Ein Foto von Peter Rühmkorf habe ich das erste Mal Ende der fünfziger Jahre gesehen. Das Gesicht sah so seltsam, so irgendwie verrutscht aus, daß ich dachte, das sei gar kein Foto des realen Autors, sondern das, was man heute einen Avatar nennt; eine Art Collage.
Dazu paßte der eigenartige Name: Leslie Meier. Und der nicht minder seltsame Titel der Kolumne in "Konkret", das damals noch im Großformat erschien, auf grobem Papier gedruckt, mit einer meist wilden Fotomontage im Heartfield- Stil vorn drauf: "Leslie Meiers Lyrik- Schlachthof".

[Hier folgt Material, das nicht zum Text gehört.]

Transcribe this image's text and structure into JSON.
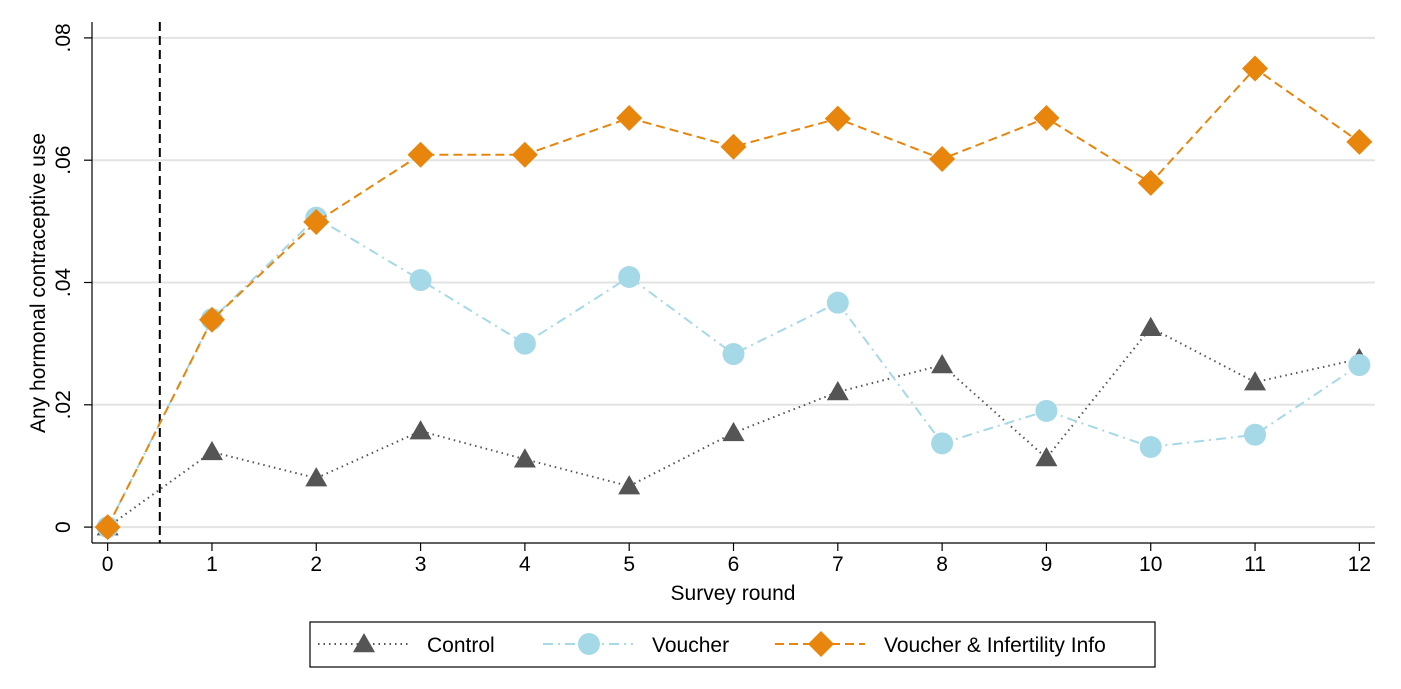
{
  "chart_data": {
    "type": "line",
    "x_label": "Survey round",
    "y_label": "Any hormonal contraceptive use",
    "x": [
      0,
      1,
      2,
      3,
      4,
      5,
      6,
      7,
      8,
      9,
      10,
      11,
      12
    ],
    "xlim": [
      -0.15,
      12.15
    ],
    "xticks": [
      0,
      1,
      2,
      3,
      4,
      5,
      6,
      7,
      8,
      9,
      10,
      11,
      12
    ],
    "ylim": [
      -0.0026,
      0.0826
    ],
    "yticks": [
      0,
      {
        "value": 0.02,
        "label": ".02"
      },
      {
        "value": 0.04,
        "label": ".04"
      },
      {
        "value": 0.06,
        "label": ".06"
      },
      {
        "value": 0.08,
        "label": ".08"
      }
    ],
    "grid": true,
    "xline": 0.5,
    "legend": "bottom",
    "series": [
      {
        "name": "Control",
        "color": "#555555",
        "marker": "triangle",
        "line_style": "dotted",
        "values": [
          0,
          0.0123,
          0.008,
          0.0157,
          0.0111,
          0.0067,
          0.0154,
          0.0221,
          0.0265,
          0.0113,
          0.0326,
          0.0237,
          0.0275
        ]
      },
      {
        "name": "Voucher",
        "color": "#a6d9e8",
        "marker": "circle",
        "line_style": "dashdot",
        "values": [
          0,
          0.034,
          0.0506,
          0.0404,
          0.03,
          0.0409,
          0.0283,
          0.0367,
          0.0137,
          0.019,
          0.0131,
          0.0151,
          0.0265
        ]
      },
      {
        "name": "Voucher & Infertility Info",
        "color": "#e8850c",
        "marker": "diamond",
        "line_style": "dashed",
        "values": [
          0,
          0.0339,
          0.0499,
          0.0609,
          0.0609,
          0.0669,
          0.0622,
          0.0668,
          0.0602,
          0.0669,
          0.0563,
          0.075,
          0.063
        ]
      }
    ]
  }
}
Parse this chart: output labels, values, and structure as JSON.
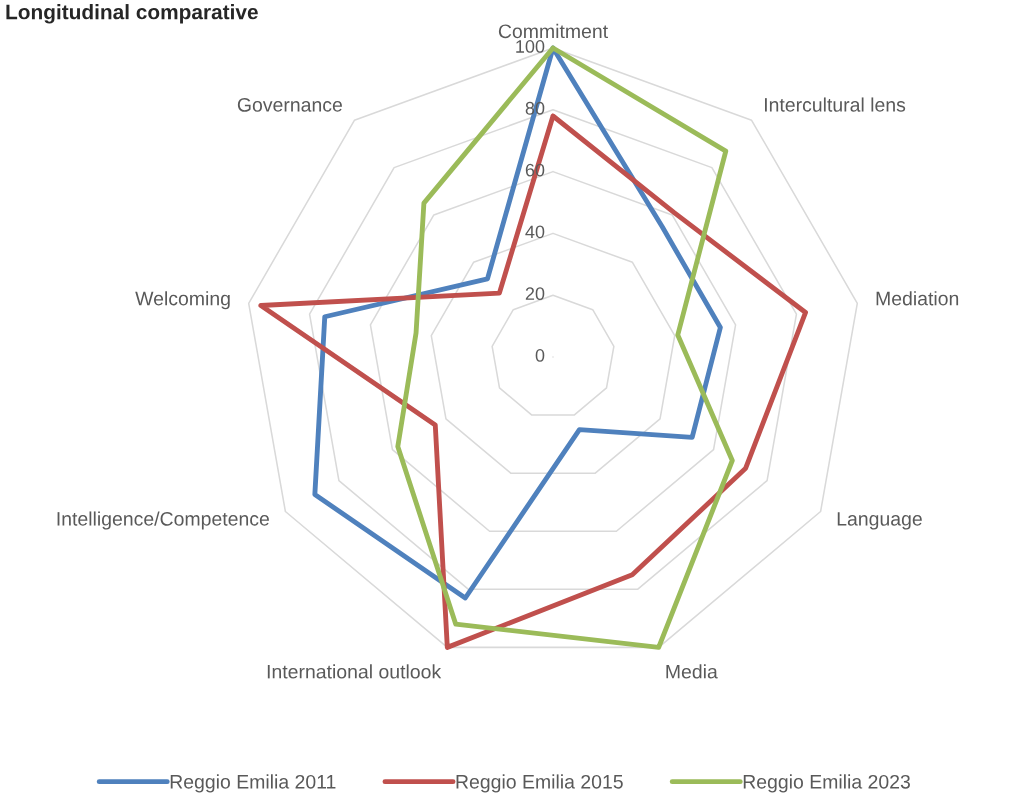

So hieß das, und es war für mich, den kulturbegierigen Schüler, eine zugleich fremde und begeisternde Lektüre. Ein etwas unordentlicher Leitfaden für meinen Versuch, mich in die "moderne Literatur" einzulesen, wie man das damals nannte; Abteilung Lyrik. So, wie es in "Konkret" für die Musik das "Platten- Ragout" von Hubert Fichte gab. Und in der Abteilung "moderne Prosa" manchmal etwas von Arno Schmidt.
Das war "Konkret", wie ich es damals wahrnahm. Eine freie, muntere, sehr progressive Zeitschrift, die ich ostentativ aus der Tasche gucken ließ, wenn ich, natürlich im Rollkragen- Pullover, mich als Schüler unter die Studenten mischte, die im dritten Semster Soziologie studierten und mit denen zu diskutieren ich mich deshalb natürlich nicht traute.
In "Konkret" hatte ich mich völlig geirrt. Wie fast alle seinerzeitigen Leser hatte ich keine Ahnung davon, daß es auch damals schon ein aus der DDR heraus finanziertes und gesteuertes Blatt war; 1955 von der FDJ als "Studenten- Kurier" gegründet und dann von der Abteilung "Jugend und Kultur" der illegalen KPD, die ihren Sitz in Ostberlin hatte, geführt und finanziert.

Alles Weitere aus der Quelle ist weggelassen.